We asked him how Smuckers has changed over 24 years. "They've become more hostile to their employees," he said. "They don't treat us as good as they used to. We don't dare to trust anything they say. It's gotten real bad. I consider it a hostile work environment."
"When I started here there were 5-7 managers. Now we have over 11. `Too many chiefs and not enough Indians'." My videographer buddy wondered aloud whether having so many managers was the reason they couldn't pay workers better. The worker nodded. "They get a 5% raise, bonuses, profit-sharing. If I make a special effort to save them some money, I see nothing from it. They get all of it."
The local has filed a greviance with the National Labor Relations Board about their issues with Smuckers. That greviance is in process and they are waiting to hear back about it.
With the health of the economy rapidly failing, a strike is a bold move. "I know we're taking a big risk," the worker said, "in the economy we're in, but we gotta put down our foot sooner or later. Corporate greed is getting us too bad. Everytime you read the paper, some other corporatino is doing the Enron bit. It's kinda scary."
Despite these worries, the worker told us they plan to strike as long as they can. "Hopefully we can get some justice here."
The strike is definitely affecting Smuckers. "The facility is running ata diminished capacity. There's no way they [temp worker scabs] can run the machinery as fast as we can. They don't have 15 years experience running the drum driver, which I do. I know it's not running because if it was running you'd smell the fruit, and it would smell great." He smiled. "It'd make you hungry just smellin' it."
According to this worker, Smuckers has been moved equipment out of the plant over the previous two days too bring to another plant "up north" who can pick up the production that this plant isn't doing. It's harvest season for some berries now, and others will be coming in soon, and Smuckers doesn't want to miss out. We had seen some of the fields that morning, where migrant farmworkers make just 15 cents a pound.
One of the Walk participants talked to the Teamsters about the farmworkers, and attempted to draw the connections between their struggles for justice. One of the workers understood, but the other appeared not to have thought about it that way before. Which is why it was so great that the Walk for Justice people stopped here.
The PCUN workers and Teamsters had a brief interchange and wished each other luck with their fights.
Here, Dan Bryant, chair of the Farmworker Justice Coalition, holds a Teamsters picket sign. He understands the importance of solidarity.
The Teamsters have been receiving a lot of support from the community. More than one of them remarked on how many people honk, wave, and stop by. Hopefully, this support can expand to include the farmworkers, now that they have met each other. Smuckers, an large Ohio-based corporation, is involved in the oppression of both of them.

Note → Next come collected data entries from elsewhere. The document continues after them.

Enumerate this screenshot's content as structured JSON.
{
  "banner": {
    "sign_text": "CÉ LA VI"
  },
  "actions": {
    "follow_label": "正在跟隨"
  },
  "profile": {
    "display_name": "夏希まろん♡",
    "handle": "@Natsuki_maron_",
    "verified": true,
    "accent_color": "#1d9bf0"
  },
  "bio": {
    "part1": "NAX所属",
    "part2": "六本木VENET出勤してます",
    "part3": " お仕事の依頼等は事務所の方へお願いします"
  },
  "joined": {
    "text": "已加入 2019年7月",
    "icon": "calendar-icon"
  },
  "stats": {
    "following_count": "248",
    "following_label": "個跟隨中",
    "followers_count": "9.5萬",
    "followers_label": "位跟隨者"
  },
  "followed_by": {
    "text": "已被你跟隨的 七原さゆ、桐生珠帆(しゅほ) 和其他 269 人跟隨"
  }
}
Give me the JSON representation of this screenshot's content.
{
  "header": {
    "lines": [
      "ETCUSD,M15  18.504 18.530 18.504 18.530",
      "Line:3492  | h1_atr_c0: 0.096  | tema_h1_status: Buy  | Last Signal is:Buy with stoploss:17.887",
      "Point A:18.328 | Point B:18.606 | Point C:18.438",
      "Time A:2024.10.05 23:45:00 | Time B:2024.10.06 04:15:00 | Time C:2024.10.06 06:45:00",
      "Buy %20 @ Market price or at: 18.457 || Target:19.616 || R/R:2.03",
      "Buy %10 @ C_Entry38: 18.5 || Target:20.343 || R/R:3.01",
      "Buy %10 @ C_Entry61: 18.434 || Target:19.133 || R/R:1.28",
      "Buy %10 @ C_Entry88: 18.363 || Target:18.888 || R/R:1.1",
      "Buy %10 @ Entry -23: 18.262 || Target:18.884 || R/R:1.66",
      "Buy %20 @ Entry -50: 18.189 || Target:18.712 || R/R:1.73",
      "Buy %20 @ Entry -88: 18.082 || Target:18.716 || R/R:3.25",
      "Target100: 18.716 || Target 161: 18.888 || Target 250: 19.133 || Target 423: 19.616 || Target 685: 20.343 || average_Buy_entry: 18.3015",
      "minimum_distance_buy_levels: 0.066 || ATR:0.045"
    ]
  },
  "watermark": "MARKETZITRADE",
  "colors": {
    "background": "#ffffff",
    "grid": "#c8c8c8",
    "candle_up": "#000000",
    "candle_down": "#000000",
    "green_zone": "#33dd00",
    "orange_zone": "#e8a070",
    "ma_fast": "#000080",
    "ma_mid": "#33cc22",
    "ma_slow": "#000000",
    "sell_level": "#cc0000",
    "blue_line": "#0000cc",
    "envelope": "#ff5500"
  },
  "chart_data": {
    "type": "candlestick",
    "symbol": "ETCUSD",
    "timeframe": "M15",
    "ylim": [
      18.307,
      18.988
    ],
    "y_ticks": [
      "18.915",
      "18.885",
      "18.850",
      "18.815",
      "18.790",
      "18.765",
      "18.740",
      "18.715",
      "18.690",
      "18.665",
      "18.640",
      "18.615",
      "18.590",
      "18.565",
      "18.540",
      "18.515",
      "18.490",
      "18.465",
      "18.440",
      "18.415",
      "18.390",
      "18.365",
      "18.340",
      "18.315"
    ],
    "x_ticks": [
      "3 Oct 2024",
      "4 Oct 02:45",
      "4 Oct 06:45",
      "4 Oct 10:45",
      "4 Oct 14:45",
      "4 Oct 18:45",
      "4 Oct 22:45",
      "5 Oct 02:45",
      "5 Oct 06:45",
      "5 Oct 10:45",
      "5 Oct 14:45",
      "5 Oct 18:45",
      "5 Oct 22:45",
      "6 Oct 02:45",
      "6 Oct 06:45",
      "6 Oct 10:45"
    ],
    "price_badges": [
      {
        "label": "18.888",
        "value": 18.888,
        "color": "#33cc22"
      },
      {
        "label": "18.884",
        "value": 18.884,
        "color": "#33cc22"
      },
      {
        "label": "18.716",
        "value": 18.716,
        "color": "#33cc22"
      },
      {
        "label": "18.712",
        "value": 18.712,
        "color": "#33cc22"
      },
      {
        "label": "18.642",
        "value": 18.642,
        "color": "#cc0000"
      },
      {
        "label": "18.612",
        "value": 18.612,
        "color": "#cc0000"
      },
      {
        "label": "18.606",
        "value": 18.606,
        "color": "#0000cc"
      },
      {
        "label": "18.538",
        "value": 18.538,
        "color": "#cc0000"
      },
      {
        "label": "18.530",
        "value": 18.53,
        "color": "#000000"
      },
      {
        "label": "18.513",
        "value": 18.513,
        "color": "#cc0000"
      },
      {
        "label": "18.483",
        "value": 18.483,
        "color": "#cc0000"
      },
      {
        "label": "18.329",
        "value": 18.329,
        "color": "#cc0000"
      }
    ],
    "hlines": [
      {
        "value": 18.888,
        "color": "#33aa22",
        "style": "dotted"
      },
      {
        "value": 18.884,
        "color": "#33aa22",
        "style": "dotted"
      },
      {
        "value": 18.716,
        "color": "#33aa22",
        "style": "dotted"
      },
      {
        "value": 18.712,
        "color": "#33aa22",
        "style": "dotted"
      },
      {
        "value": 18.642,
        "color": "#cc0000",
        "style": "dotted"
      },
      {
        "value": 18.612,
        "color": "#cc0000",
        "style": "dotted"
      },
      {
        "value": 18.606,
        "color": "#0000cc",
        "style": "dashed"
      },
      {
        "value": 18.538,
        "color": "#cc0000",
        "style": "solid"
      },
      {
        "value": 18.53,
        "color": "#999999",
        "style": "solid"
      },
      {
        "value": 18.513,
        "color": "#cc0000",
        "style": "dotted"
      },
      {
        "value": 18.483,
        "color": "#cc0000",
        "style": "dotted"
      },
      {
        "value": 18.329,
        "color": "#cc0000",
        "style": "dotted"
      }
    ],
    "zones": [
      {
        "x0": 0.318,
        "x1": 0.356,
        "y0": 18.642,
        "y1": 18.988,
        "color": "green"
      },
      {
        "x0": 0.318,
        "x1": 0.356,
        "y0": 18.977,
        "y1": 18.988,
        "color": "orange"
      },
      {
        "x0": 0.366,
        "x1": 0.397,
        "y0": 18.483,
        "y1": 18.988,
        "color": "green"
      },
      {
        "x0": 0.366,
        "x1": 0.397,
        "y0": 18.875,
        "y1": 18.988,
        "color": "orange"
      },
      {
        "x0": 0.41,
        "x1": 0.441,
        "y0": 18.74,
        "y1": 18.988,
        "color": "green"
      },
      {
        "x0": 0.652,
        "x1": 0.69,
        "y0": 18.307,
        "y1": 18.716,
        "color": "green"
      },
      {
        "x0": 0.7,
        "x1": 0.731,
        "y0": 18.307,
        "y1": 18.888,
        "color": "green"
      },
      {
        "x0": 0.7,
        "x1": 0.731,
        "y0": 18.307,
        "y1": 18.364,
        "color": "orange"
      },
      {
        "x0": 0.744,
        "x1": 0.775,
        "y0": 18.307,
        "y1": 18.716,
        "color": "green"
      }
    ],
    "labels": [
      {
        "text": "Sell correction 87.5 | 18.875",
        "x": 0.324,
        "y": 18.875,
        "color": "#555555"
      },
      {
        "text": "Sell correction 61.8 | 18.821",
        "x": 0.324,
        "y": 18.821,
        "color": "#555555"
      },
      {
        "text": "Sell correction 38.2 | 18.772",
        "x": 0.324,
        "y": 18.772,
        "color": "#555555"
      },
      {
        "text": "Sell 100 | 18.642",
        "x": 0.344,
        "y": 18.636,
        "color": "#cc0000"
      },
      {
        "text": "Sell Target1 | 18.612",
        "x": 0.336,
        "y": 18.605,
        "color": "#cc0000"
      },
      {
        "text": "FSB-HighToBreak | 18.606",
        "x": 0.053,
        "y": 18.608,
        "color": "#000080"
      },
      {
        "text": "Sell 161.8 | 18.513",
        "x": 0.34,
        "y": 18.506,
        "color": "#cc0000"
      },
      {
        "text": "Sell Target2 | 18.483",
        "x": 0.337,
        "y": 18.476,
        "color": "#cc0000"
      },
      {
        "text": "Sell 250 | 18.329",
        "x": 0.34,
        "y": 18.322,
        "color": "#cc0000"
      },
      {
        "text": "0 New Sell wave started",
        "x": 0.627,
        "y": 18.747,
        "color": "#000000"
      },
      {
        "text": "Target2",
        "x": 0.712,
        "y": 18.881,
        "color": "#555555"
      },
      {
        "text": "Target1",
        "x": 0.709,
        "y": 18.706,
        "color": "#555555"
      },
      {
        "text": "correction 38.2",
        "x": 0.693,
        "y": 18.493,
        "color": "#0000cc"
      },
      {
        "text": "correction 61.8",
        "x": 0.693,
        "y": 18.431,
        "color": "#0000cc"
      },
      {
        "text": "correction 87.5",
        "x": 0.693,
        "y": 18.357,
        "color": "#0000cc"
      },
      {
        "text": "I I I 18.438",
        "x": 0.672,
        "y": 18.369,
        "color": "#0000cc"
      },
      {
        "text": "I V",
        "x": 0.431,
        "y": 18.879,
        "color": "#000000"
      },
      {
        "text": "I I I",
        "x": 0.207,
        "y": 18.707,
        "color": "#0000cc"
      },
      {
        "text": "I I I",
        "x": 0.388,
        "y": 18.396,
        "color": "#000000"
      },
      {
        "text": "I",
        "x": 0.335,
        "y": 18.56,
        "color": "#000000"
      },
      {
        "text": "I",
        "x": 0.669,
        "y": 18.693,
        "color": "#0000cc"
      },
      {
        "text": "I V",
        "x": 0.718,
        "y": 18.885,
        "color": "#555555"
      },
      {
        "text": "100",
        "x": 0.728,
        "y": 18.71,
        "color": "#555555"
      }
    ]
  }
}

Inspired by the solidarity at their picket, about a dozen of the Teamsters joined PCUN and its supporters for the march through Woodburn that afternoon. Some 200 people marched through town chanting in Spanish and attracting quite a bit of attention. Seeing the two labor causes brought together was inspiring. I wish the best to all of them, and hope that other groups that have so far been uninvolved or even unintroduced might begin to meet and cooperate in this way. "The people united will never be divided" is a reality that we can build together. I saw a little step in that direction in Woodburn on Saturday.